Kulturengagement von BMW:"Klassisches Sponsoring, das kann jeder"

Ilka Horstmeier, 2020

Ilka Horstmeier.

(Foto: Catherina Hess)

Der Münchner Autobauer BMW engagiert sich seit 50 Jahren auch kulturell. Verantwortlich ist dafür heute die Personalvorständin Ilka Horstmeier. Sie erzählt von ihren Plänen, Interesse aus Sydney und Nibelungen-Mut.

Interview von Susanne Hermanski

Als Personalvorständin von BMW, mit 120 000 Mitarbeitern weltweit, entscheidet Ilka Horstmeier über Projekte, die gewaltige Summen kosten, etwa den milliardenschweren Bau eines neuen Werks in Asien. Den Corona-Krisenstab des Unternehmens leitet sie überdies. Aber manchmal geht es bei ihr auch um die leichtere Muse - und die schwere. Denn sie verantwortet, gemeinsam mit dem Finanzvorstand, auch das kulturelle Engagement des Autobauers. Dessen Kulturengagement feiert derzeit sein 50-jähriges Bestehen.

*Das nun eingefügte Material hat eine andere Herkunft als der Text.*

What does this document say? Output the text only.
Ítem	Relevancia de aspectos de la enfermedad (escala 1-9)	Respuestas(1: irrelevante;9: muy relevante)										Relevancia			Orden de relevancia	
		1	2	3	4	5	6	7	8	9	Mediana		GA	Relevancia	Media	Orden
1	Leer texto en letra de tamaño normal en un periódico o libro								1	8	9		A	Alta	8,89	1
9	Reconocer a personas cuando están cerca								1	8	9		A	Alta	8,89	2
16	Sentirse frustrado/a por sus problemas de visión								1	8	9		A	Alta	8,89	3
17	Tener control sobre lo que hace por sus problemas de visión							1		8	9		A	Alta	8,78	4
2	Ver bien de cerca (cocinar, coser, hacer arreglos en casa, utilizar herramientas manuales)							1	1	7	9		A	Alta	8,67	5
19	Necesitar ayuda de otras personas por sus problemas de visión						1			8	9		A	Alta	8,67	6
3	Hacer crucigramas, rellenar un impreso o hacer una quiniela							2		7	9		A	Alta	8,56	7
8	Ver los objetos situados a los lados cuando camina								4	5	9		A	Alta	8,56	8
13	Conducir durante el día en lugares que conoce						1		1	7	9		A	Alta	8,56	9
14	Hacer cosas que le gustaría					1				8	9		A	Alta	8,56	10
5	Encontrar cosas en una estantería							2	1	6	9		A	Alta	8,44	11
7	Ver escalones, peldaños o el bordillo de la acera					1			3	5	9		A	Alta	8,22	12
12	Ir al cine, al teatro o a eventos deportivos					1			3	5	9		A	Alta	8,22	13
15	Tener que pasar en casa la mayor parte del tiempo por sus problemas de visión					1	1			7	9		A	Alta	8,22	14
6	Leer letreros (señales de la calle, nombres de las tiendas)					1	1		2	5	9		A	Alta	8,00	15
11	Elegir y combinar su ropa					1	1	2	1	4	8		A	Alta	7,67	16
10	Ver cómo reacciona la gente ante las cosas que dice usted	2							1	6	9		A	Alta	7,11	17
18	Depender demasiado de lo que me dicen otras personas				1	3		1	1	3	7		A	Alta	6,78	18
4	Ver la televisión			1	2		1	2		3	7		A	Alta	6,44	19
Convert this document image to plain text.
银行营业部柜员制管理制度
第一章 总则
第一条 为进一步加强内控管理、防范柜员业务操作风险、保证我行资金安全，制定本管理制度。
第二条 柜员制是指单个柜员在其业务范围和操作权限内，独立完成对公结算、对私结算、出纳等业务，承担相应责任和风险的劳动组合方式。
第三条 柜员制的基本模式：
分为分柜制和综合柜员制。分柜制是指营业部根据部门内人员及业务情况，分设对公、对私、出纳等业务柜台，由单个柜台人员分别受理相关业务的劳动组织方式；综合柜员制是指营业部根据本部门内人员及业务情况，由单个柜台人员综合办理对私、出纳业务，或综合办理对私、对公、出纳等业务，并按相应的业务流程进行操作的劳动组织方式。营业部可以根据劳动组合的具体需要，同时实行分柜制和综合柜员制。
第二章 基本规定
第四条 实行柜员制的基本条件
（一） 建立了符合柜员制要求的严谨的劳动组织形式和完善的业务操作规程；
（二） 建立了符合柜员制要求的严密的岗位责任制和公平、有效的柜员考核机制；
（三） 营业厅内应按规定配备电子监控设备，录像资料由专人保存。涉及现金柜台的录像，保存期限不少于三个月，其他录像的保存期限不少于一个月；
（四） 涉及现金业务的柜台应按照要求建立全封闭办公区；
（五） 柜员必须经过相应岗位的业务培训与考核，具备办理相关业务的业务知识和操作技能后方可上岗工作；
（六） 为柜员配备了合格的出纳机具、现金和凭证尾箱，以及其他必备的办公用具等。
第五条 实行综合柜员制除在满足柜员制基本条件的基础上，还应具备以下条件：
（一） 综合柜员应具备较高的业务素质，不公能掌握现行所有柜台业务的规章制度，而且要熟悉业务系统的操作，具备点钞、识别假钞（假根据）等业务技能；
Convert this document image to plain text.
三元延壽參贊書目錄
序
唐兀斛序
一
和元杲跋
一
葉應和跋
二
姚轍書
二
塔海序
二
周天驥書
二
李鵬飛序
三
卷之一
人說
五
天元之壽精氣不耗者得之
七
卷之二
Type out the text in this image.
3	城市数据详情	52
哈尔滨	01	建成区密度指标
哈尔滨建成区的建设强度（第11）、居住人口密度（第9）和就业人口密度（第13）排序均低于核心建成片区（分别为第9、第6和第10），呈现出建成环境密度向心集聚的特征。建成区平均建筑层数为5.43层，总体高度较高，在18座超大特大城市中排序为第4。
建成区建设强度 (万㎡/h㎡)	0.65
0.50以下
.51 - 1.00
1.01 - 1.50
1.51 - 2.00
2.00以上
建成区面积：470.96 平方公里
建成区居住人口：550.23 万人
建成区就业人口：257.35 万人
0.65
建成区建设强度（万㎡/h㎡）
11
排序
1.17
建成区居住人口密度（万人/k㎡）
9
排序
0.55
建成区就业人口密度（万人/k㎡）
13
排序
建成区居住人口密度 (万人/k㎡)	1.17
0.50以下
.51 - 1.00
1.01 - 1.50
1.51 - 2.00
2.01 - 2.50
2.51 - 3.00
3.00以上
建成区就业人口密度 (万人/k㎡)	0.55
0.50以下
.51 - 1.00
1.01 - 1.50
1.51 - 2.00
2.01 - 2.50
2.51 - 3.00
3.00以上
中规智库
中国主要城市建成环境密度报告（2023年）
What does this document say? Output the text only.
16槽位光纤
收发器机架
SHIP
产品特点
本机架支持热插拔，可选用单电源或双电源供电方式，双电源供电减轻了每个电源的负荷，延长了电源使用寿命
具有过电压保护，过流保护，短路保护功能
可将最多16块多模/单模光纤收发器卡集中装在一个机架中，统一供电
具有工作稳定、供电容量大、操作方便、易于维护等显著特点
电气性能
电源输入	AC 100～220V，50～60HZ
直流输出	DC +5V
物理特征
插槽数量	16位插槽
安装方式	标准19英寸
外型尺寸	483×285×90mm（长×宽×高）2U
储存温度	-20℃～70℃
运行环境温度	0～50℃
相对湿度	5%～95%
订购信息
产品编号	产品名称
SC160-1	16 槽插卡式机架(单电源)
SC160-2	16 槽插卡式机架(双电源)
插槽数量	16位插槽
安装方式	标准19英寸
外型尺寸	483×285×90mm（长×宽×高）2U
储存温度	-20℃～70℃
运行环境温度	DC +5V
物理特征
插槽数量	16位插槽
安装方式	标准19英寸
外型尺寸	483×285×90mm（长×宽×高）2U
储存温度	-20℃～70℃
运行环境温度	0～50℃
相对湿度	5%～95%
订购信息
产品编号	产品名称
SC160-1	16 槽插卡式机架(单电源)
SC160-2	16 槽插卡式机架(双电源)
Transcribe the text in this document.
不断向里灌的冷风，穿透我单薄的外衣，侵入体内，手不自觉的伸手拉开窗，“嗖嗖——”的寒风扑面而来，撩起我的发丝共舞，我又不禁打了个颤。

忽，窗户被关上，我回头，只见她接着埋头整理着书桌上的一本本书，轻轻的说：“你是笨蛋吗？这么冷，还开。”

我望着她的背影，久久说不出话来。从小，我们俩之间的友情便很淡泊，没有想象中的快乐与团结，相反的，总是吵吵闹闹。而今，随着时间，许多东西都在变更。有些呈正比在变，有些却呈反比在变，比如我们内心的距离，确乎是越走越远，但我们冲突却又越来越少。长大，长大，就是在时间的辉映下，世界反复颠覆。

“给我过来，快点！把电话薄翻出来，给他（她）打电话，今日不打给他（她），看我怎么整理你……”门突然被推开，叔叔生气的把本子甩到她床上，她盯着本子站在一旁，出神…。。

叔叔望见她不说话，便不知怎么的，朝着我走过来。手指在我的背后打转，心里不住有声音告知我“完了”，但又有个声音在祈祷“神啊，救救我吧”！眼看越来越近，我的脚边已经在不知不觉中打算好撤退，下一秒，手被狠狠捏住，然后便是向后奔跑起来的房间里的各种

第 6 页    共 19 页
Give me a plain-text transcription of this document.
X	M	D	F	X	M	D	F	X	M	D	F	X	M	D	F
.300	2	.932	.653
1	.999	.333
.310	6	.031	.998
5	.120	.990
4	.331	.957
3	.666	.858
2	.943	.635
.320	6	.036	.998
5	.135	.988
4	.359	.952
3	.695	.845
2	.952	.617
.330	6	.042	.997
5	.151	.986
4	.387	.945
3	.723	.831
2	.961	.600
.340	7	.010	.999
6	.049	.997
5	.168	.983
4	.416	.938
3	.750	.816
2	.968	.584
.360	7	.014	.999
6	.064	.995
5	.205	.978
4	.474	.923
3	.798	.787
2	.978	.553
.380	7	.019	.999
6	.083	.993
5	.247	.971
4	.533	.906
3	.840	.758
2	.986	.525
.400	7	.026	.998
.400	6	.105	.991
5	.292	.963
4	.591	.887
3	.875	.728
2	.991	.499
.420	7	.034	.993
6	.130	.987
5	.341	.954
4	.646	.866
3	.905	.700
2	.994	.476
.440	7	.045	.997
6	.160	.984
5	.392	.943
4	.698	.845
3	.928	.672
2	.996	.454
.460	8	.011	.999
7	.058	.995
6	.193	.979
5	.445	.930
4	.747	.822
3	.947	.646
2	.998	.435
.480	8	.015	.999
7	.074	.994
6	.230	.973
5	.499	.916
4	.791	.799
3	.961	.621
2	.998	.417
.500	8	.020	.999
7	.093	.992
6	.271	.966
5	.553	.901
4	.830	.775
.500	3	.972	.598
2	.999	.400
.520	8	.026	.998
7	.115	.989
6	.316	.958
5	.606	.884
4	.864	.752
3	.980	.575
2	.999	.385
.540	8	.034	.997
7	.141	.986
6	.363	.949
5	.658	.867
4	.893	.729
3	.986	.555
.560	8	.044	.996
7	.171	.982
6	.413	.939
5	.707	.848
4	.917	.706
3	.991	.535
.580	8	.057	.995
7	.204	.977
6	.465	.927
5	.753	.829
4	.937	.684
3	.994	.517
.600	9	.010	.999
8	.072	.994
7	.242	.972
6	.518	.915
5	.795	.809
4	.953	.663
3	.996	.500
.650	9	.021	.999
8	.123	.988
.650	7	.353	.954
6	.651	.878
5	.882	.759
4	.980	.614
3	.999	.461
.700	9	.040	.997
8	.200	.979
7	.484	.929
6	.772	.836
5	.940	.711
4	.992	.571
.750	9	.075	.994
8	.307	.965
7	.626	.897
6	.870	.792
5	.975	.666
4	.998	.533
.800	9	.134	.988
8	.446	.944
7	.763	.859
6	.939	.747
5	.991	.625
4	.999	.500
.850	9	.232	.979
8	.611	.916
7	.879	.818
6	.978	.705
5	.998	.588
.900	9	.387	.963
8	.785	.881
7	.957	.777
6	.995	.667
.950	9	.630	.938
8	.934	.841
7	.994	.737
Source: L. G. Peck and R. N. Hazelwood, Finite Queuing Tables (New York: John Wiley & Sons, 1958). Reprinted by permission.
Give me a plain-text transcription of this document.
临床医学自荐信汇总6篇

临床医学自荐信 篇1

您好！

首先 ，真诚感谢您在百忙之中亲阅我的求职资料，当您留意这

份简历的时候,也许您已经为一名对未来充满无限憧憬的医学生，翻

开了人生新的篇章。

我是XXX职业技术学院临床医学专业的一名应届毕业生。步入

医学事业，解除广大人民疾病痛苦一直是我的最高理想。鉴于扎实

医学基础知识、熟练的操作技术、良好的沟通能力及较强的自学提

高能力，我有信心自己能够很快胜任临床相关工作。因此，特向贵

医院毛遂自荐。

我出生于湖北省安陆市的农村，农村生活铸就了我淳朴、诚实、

BMW datiert dessen Beginn so, weil der damalige Vorstandsvorsitzende Eberhard von Kuenheim 1971 Gerhard Richter bat, drei Gemälde für das Foyer der damals neuen Münchener Konzernzentrale anzufertigen. Sie hängen dort seit der Eröffnung des Vierzylinders 1973. Und Ilka Horstmeier geht auf dem Weg zu ihrem Büro im 22. Stock stets an ihnen vorbei. Mehr Breitenwirksamkeit haben freilich andere Kulturformate, die BMW unterstützt.

SZ: Die Bayerische Staatsoper und BMW haben in dieser Woche ihre "Globale Partnerschaft" verkündet. Warum global?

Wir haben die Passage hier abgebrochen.